The North Alps - September 2009

Day 5

 
I woke at 4-45 a.m. and was downstairs before the lodge keeper had got up. The sun was just rising over the mountains and you could tell that it was going to be a good day. The lodge keeper got up and went outside, and came back in shouting “Shimo Oritate”…… I thought that he had seen a wild animal or something but no, he was commenting that there was frost on the tables outside…… the first frost of the season.

 

Sunrise at Sugonorikoshi Lodge

Frost on the outside tables early morning

 


I discussed my options with the lodge keeper.
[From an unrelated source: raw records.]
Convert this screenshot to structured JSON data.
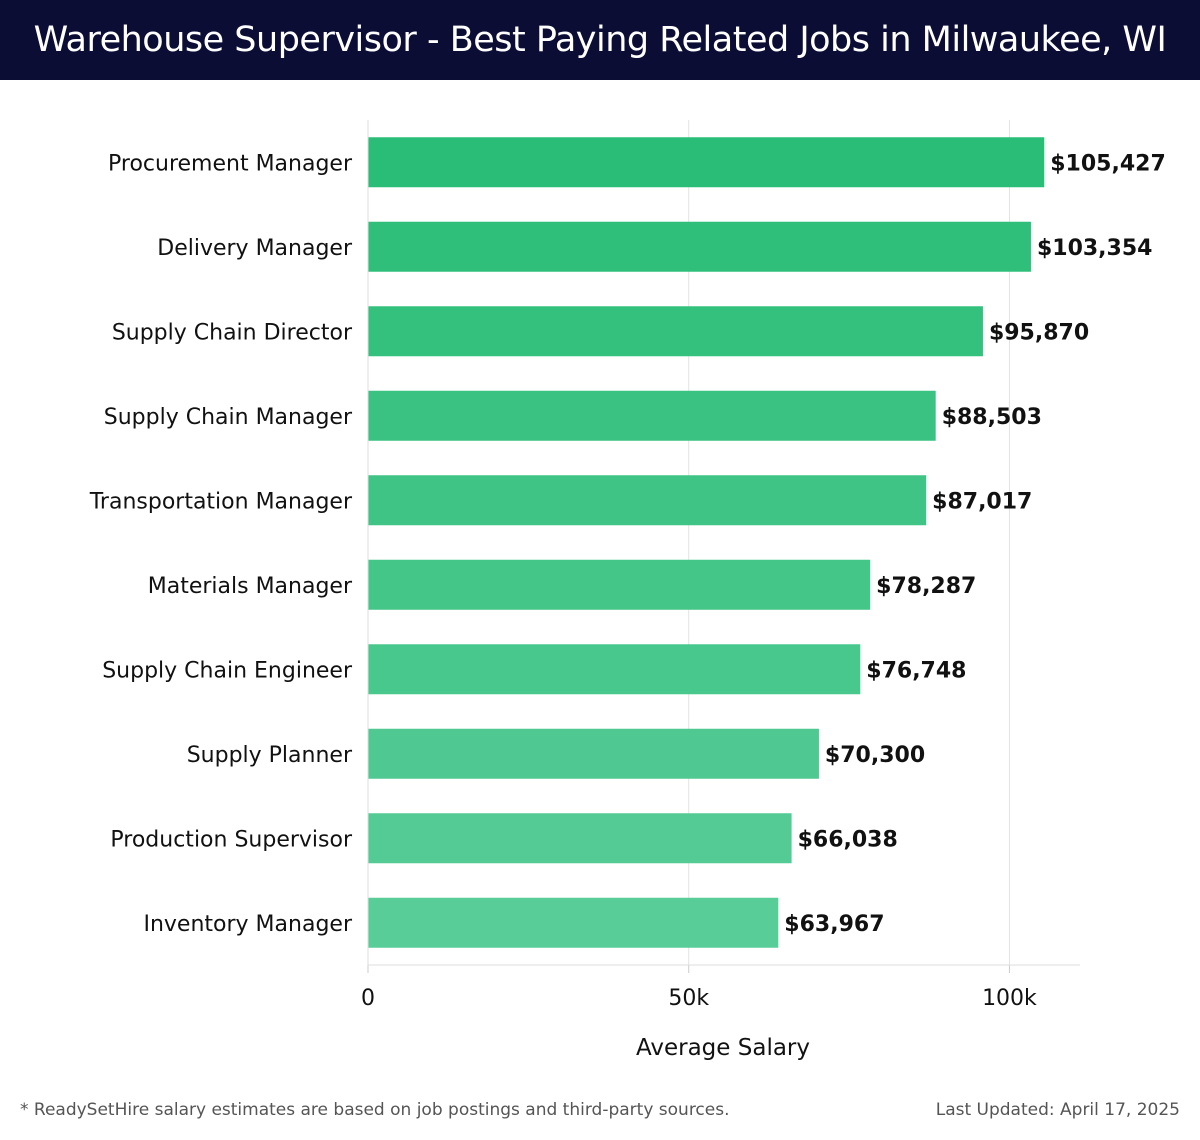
{
  "header": {
    "title": "Warehouse Supervisor - Best Paying Related Jobs in Milwaukee, WI"
  },
  "chart_data": {
    "type": "bar",
    "orientation": "horizontal",
    "categories": [
      "Procurement Manager",
      "Delivery Manager",
      "Supply Chain Director",
      "Supply Chain Manager",
      "Transportation Manager",
      "Materials Manager",
      "Supply Chain Engineer",
      "Supply Planner",
      "Production Supervisor",
      "Inventory Manager"
    ],
    "values": [
      105427,
      103354,
      95870,
      88503,
      87017,
      78287,
      76748,
      70300,
      66038,
      63967
    ],
    "value_labels": [
      "$105,427",
      "$103,354",
      "$95,870",
      "$88,503",
      "$87,017",
      "$78,287",
      "$76,748",
      "$70,300",
      "$66,038",
      "$63,967"
    ],
    "xlabel": "Average Salary",
    "ylabel": "",
    "xlim": [
      0,
      111000
    ],
    "xticks": [
      0,
      50000,
      100000
    ],
    "xtick_labels": [
      "0",
      "50k",
      "100k"
    ],
    "grid": "vertical",
    "colors": {
      "bar_top": "#2abd77",
      "bar_bottom": "#59cd98"
    }
  },
  "footer": {
    "note": "* ReadySetHire salary estimates are based on job postings and third-party sources.",
    "updated": "Last Updated: April 17, 2025"
  }
}
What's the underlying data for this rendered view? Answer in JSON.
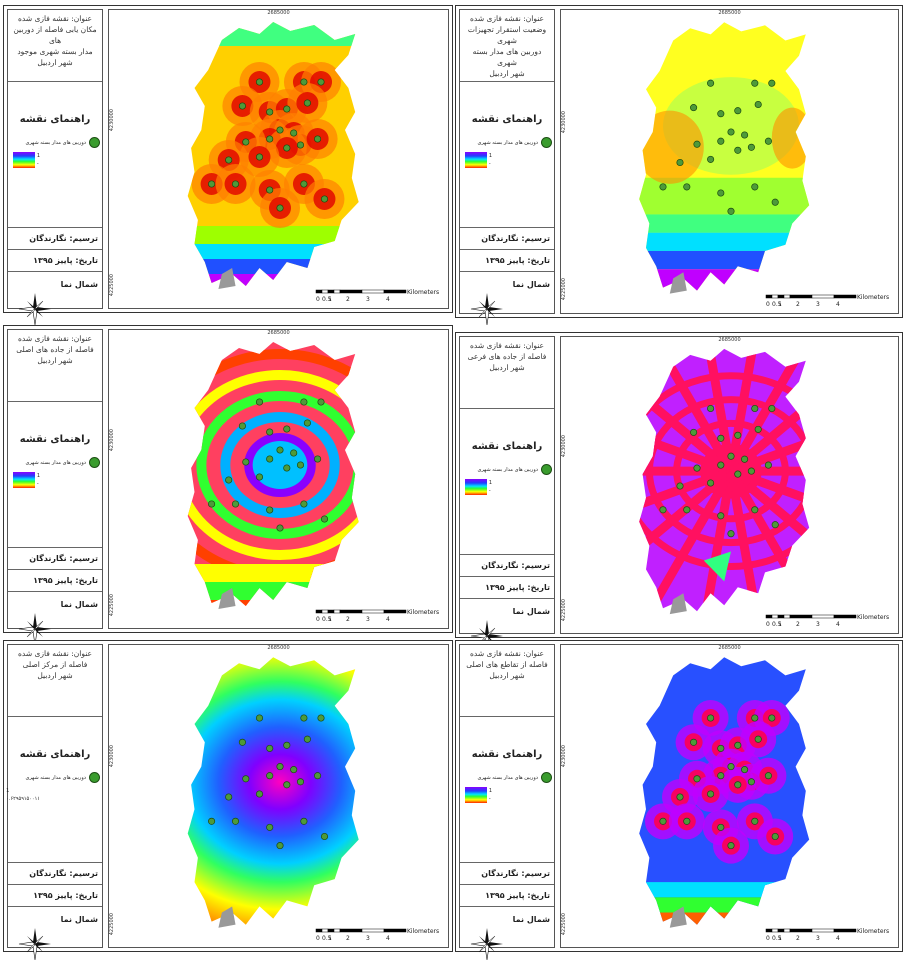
{
  "common": {
    "legend_heading": "راهنمای نقشه",
    "legend_item": "دوربین های مدار بسته شهری",
    "ramp_high": "1",
    "ramp_low": "-",
    "author": "ترسیم: نگارندگان",
    "date": "تاریخ: پاییز ۱۳۹۵",
    "north": "شمال نما",
    "coord_top": "2685000",
    "coord_left_upper": "4230000",
    "coord_left_lower": "4225000",
    "scale_ticks": [
      "0",
      "0.5",
      "1",
      "2",
      "3",
      "4"
    ],
    "scale_unit": "Kilometers",
    "camera_color": "#4e9a3a"
  },
  "panels": [
    {
      "title_lines": [
        "عنوان: نقشه فازی شده",
        "مکان یابی فاصله از دوربین های",
        "مدار بسته شهری موجود",
        "شهر اردبیل"
      ],
      "ramp_low": "-",
      "style": "buffer"
    },
    {
      "title_lines": [
        "عنوان: نقشه فازی شده",
        "وضعیت استقرار تجهیزات شهری",
        "دوربین های مدار بسته شهری",
        "شهر اردبیل"
      ],
      "ramp_low": "-",
      "style": "density"
    },
    {
      "title_lines": [
        "عنوان: نقشه فازی شده",
        "فاصله از جاده های اصلی",
        "شهر اردبیل"
      ],
      "ramp_low": "-",
      "style": "roads"
    },
    {
      "title_lines": [
        "عنوان: نقشه فازی شده",
        "فاصله از جاده های فرعی",
        "شهر اردبیل"
      ],
      "ramp_low": "-",
      "style": "minor"
    },
    {
      "title_lines": [
        "عنوان: نقشه فازی شده",
        "فاصله از مرکز اصلی",
        "شهر اردبیل"
      ],
      "ramp_low": "۰.۶۲۹۵۹۱۵۰۰۱۱",
      "style": "radial"
    },
    {
      "title_lines": [
        "عنوان: نقشه فازی شده",
        "فاصله از تقاطع های اصلی",
        "شهر اردبیل"
      ],
      "ramp_low": "-",
      "style": "junctions"
    }
  ]
}
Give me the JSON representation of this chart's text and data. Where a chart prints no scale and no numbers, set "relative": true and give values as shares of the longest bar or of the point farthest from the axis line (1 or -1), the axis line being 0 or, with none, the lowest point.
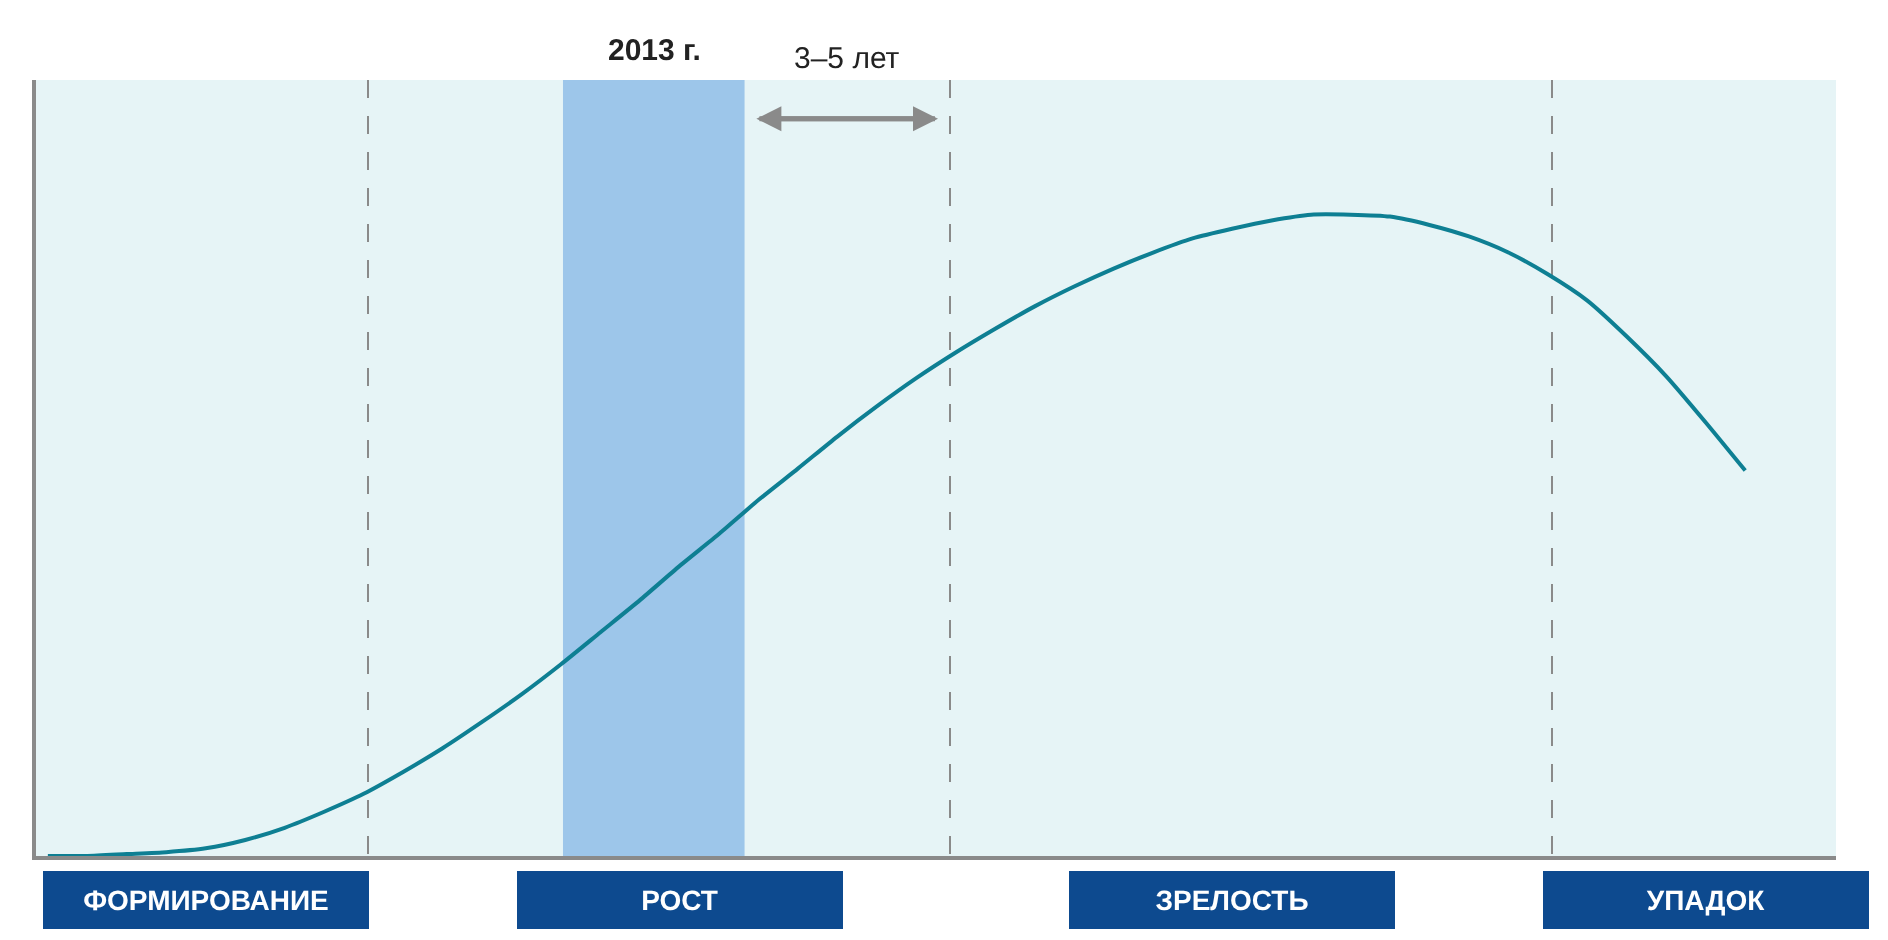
{
  "chart_data": {
    "type": "line",
    "relative": true,
    "categories": [
      null,
      null,
      null,
      null,
      "ФОРМИРОВАНИЕ",
      null,
      null,
      null,
      null,
      null,
      null,
      null,
      null,
      null,
      null,
      null,
      "РОСТ",
      null,
      null,
      null,
      null,
      null,
      null,
      null,
      null,
      null,
      null,
      null,
      null,
      null,
      "ЗРЕЛОСТЬ",
      null,
      null,
      null,
      null,
      null,
      null,
      null,
      null,
      null,
      null,
      null,
      "УПАДОК",
      null,
      null,
      null
    ],
    "series": [
      {
        "color": "#0e7f93",
        "values": [
          0,
          0,
          0.003,
          0.006,
          0.012,
          0.025,
          0.044,
          0.069,
          0.097,
          0.131,
          0.168,
          0.209,
          0.252,
          0.299,
          0.349,
          0.399,
          0.452,
          0.502,
          0.555,
          0.604,
          0.654,
          0.701,
          0.745,
          0.785,
          0.822,
          0.857,
          0.888,
          0.916,
          0.941,
          0.963,
          0.978,
          0.991,
          1.0,
          1.0,
          0.997,
          0.984,
          0.966,
          0.941,
          0.907,
          0.866,
          0.81,
          0.748,
          0.676,
          0.601,
          null,
          null
        ]
      }
    ],
    "annotations": [
      "2013 г.",
      "3–5 лет"
    ],
    "grid": "x",
    "marker": "none",
    "line_style": "solid"
  }
}
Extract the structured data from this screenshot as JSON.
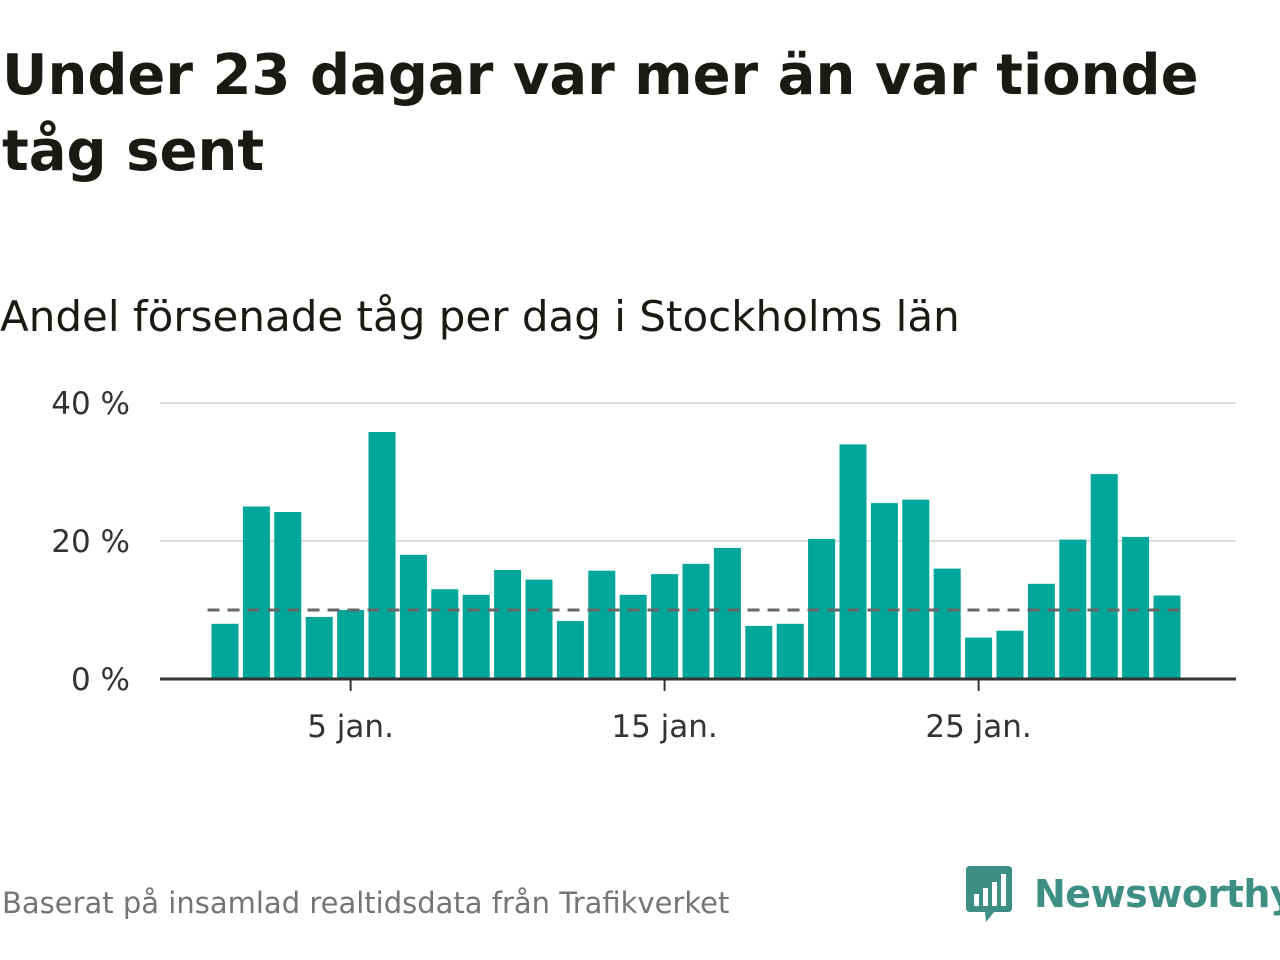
{
  "title": "Under 23 dagar var mer än var tionde tåg sent",
  "subtitle": "Andel försenade tåg per dag i Stockholms län",
  "source": "Baserat på insamlad realtidsdata från Trafikverket",
  "logo": {
    "name": "Newsworthy",
    "icon": "bar-chart-speech-bubble-icon",
    "color": "#3d8f86"
  },
  "colors": {
    "bar": "#00a69a",
    "reference_line": "#666666",
    "grid": "#dddddd",
    "axis": "#333333"
  },
  "chart_data": {
    "type": "bar",
    "x_unit": "day of January",
    "x": [
      1,
      2,
      3,
      4,
      5,
      6,
      7,
      8,
      9,
      10,
      11,
      12,
      13,
      14,
      15,
      16,
      17,
      18,
      19,
      20,
      21,
      22,
      23,
      24,
      25,
      26,
      27,
      28,
      29,
      30,
      31
    ],
    "values": [
      8,
      25,
      24.2,
      9,
      10,
      35.8,
      18,
      13,
      12.2,
      15.8,
      14.4,
      8.4,
      15.7,
      12.2,
      15.2,
      16.7,
      19,
      7.7,
      8,
      20.3,
      34,
      25.5,
      26,
      16,
      6,
      7,
      13.8,
      20.2,
      29.7,
      20.6,
      12.1
    ],
    "reference_line": 10,
    "xticks": [
      {
        "x": 5,
        "label": "5 jan."
      },
      {
        "x": 15,
        "label": "15 jan."
      },
      {
        "x": 25,
        "label": "25 jan."
      }
    ],
    "yticks": [
      {
        "value": 0,
        "label": "0 %"
      },
      {
        "value": 20,
        "label": "20 %"
      },
      {
        "value": 40,
        "label": "40 %"
      }
    ],
    "ylim": [
      0,
      40
    ],
    "grid": true
  }
}
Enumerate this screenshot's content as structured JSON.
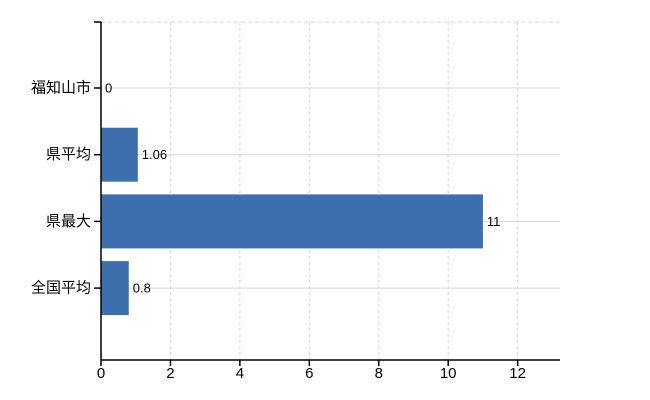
{
  "chart_data": {
    "type": "bar",
    "orientation": "horizontal",
    "title": "",
    "xlabel": "",
    "ylabel": "",
    "categories": [
      "福知山市",
      "県平均",
      "県最大",
      "全国平均"
    ],
    "values": [
      0,
      1.06,
      11,
      0.8
    ],
    "value_labels": [
      "0",
      "1.06",
      "11",
      "0.8"
    ],
    "xticks": [
      0,
      2,
      4,
      6,
      8,
      10,
      12
    ],
    "xtick_labels": [
      "0",
      "2",
      "4",
      "6",
      "8",
      "10",
      "12"
    ],
    "xlim": [
      0,
      13.22
    ],
    "grid": true,
    "legend": false,
    "bar_color": "#3d6eae",
    "axis_color": "#000000",
    "gridline_color": "#d6d6d6",
    "text_color": "#000000",
    "background_color": "#ffffff"
  }
}
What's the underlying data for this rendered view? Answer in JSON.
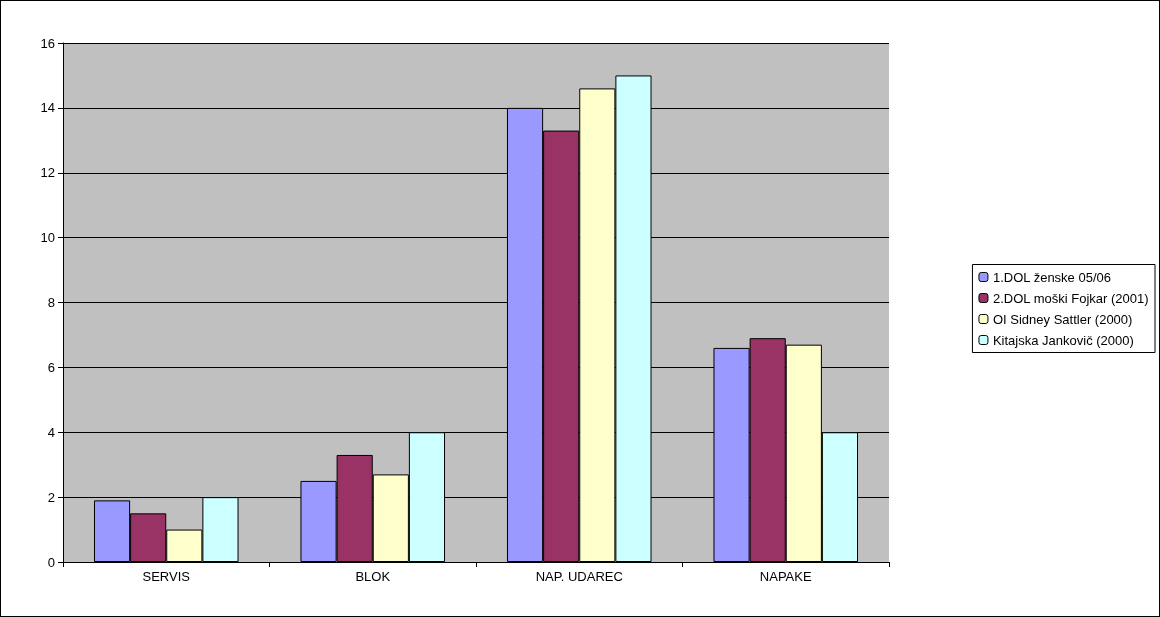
{
  "chart_data": {
    "type": "bar",
    "categories": [
      "SERVIS",
      "BLOK",
      "NAP. UDAREC",
      "NAPAKE"
    ],
    "series": [
      {
        "name": "1.DOL ženske 05/06",
        "color": "#9999ff",
        "values": [
          1.9,
          2.5,
          14,
          6.6
        ]
      },
      {
        "name": "2.DOL moški Fojkar (2001)",
        "color": "#993366",
        "values": [
          1.5,
          3.3,
          13.3,
          6.9
        ]
      },
      {
        "name": "OI Sidney Sattler (2000)",
        "color": "#ffffcc",
        "values": [
          1,
          2.7,
          14.6,
          6.7
        ]
      },
      {
        "name": "Kitajska Jankovič (2000)",
        "color": "#ccffff",
        "values": [
          2,
          4,
          15,
          4
        ]
      }
    ],
    "ylim": [
      0,
      16
    ],
    "yticks": [
      0,
      2,
      4,
      6,
      8,
      10,
      12,
      14,
      16
    ],
    "grid": "y",
    "legend": "right"
  }
}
If I carried on and did Yakushidake I would eventually get to Tarobe Goya, and then there was an escape route off the mountain to Oritate and Aremine. There was a bus from Aremine back to Toyama, the only problem being that it only ran on Friday, Saturday and Sunday at 10-30 a.m. Apart from this bus, the only alternative was a 2-hour taxi ride back to Toyama. This would be expensive, and would be more difficult as it would have to be pre-arranged by phone from Tarobe Goya. So, to carry on via Yakushidake was effectively making escape off the mountain more difficult. I was concerned with the climbing involved, and the fact that the weight of my rucksack was putting strain on my knee.
The alternative was to go back to Goshikigahara. This route was taking me back closer to Toyama, and had the advantage that there was a short high-level option as well as a longer low-level option off the mountain if I had more problems with my knee. I decided to go back to Goshikigahara for safety’s sake.

 

Leaving Sugonorikoshi for Goshikigahara

Looking back to Sugonorikoshi Lodge, just a small red blip on the ridge

The trail goes up a narrow ravine hemmed in by foliage

Mt Kasa in the distance

As it was a warm day and I would be walking through low scrub, I fixed my bear-bell to my walking stick so that I did not turn a corner to find a bear sitting in the sun! I set off at 6-45 a.m., and reached the peak at Etsuchuzawadake, 2,591m, at 11-40 a.m., i.e. nearly 5 hours of walking.
 

 

 

 

Etsuchuzawadake 2,591 m

Etsuchuzawadake 2,591 m

The trail from Etsuchuzawadake to Goshikigahara

It was a very sunny and hot day, and I had only taken one litre of water with me to reduce weight. I had consumed this by the time I reached Etsuchuzawadake. At the peak I met a Slovakian walker headed towards Sugonorikoshi. He had been caught in the wind and rain the night before and had not made it to the lodge, and had had to bivvy on the mountain using a small tent. Because of the high winds he said that he did not think that his tent was going to survive the night.

 

 

Looking ahead to Tonbi yama

Tonbi yama Peak at 2,616 m

I was now anxious to find water, and walking over a sandy part of the trail I noticed that it was wet from the rain. To the side of the trail was a small pool of water with a sandy bottom, and I managed to scoop up a litre and pass it through a micro-filter bag into my water bottle. I added 3 iodine tablets and, hey presto, thirty minutes later I had a litre of water I could drink. Just as well I did this as by the time I reached Goshikigahara Lodge at 3-25 p.m. I had consumed it all.

 

Mist rolling is as I approached Goshikigahara Lodge

Shokudo, Goshikigahara Lodge. The view is across the valley to Mt. Hari-no-Ki

Mt. Hari-no-Ki

 

I was quite tired again, as I had been walking for 8 hours 40 minutes in all, and had another early night.